Bevelynn Bravo is a 35-year-old wife and mother of four. She’s lived in the Diamond neighborhoods of San Diego for most of her life. “A few years ago, I was a girl with a chip on her shoulder,” she said. “I didn’t have anything to look forward to. There wasn’t anything around my community, no opportunities at all. Now I can really say I’m a woman with a future.”
This change came through Bravo’s active partnership with the Jacobs Center for Neighborhood Innovation, beginning in 1999, when she took part in a community-wide survey the center conducted to help shape a 10-acre commercial real estate project, Market Creek Plaza, to meet local residents’ needs.

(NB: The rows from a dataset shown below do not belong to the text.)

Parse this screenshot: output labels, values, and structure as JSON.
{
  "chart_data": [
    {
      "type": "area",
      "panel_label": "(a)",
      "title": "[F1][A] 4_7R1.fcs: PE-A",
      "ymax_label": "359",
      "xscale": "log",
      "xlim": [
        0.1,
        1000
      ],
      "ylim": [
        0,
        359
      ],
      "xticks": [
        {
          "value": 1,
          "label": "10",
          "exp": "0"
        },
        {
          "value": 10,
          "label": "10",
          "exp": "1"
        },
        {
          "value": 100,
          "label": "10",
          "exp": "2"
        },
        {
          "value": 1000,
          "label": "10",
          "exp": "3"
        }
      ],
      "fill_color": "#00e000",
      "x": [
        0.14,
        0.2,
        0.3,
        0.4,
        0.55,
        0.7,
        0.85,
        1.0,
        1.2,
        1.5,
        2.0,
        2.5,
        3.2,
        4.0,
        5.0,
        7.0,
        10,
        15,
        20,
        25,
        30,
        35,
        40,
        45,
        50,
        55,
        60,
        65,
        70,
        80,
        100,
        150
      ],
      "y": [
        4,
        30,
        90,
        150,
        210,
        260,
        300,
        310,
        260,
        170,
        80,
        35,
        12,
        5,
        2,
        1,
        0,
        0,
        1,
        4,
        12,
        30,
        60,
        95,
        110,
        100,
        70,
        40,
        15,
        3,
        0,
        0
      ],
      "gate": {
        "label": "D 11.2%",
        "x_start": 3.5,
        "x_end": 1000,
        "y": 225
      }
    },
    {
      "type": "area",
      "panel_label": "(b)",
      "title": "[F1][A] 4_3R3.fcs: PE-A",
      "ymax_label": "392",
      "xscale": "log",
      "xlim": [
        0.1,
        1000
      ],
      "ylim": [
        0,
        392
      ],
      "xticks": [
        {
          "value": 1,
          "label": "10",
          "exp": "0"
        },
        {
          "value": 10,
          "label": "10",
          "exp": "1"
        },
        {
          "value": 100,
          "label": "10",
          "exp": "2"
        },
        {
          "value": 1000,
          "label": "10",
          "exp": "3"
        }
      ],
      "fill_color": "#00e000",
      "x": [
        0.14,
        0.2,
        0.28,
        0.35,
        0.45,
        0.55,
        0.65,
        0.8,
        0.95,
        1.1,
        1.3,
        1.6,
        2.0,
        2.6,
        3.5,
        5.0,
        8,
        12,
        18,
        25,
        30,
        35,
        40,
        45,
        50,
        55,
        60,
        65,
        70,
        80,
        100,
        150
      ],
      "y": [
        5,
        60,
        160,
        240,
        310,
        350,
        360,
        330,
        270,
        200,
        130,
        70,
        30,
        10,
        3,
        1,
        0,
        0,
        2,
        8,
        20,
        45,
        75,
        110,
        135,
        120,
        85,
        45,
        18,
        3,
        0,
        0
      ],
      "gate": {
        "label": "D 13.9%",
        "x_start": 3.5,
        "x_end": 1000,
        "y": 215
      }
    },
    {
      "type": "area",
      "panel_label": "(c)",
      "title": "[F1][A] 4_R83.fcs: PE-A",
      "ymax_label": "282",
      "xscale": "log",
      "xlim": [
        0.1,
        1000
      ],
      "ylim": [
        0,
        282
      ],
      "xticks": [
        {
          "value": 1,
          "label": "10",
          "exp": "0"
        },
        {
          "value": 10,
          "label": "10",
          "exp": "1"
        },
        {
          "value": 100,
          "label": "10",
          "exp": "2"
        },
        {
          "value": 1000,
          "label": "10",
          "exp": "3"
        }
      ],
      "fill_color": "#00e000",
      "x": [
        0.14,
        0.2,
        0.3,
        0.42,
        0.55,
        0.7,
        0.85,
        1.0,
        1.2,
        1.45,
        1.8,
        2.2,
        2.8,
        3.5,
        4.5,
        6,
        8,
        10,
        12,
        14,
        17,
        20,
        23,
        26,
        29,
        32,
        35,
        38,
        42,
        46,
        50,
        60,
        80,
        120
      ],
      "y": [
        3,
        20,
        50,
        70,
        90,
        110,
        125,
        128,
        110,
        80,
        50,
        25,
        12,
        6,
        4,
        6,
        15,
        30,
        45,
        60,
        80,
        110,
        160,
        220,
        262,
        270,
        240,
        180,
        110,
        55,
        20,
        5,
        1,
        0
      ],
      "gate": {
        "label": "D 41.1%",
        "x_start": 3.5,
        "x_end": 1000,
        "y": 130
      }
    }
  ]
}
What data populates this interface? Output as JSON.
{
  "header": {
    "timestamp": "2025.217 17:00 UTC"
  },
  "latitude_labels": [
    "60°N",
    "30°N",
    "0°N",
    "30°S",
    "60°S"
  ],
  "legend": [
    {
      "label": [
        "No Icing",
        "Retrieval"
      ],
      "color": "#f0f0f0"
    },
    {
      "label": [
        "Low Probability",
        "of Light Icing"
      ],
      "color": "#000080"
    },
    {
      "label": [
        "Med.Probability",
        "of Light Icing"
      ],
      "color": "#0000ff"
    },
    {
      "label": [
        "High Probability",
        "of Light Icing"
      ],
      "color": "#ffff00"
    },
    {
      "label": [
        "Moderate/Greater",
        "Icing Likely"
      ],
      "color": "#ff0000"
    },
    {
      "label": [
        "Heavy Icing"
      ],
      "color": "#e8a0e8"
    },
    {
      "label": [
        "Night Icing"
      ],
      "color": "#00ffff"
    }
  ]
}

Eventually Bravo joined the Neighborhood Coordinators, a program to help people in the area come together, plan, and collectively take action for their community. She learned how to do house visits and surveys to build relationships with neighbors, received classroom training in facilitation methods and organizing, and made site visits to governmental offices and other community resources. Bravo has been instrumental in projects that include tree plantings, graffiti removal, cultural appreciation events, and petitioning the city to install streetlights or stop signs at dangerous intersections. She also took a stand against gun advertising on billboards in her community.
A team of residents that included Bravo planned a groundbreaking community-development initial public offering that transferred partial ownership of Market Creek Plaza to the community. She was one of 416 local residents who invested.
“It’s something I can leave for my kids,” she said of her investment.
“I used to live day by day,” adds Bravo. “Now I’m back to school. I have hope again. My kids are participating in everything that is going on, and I’m teaching them to value their community.”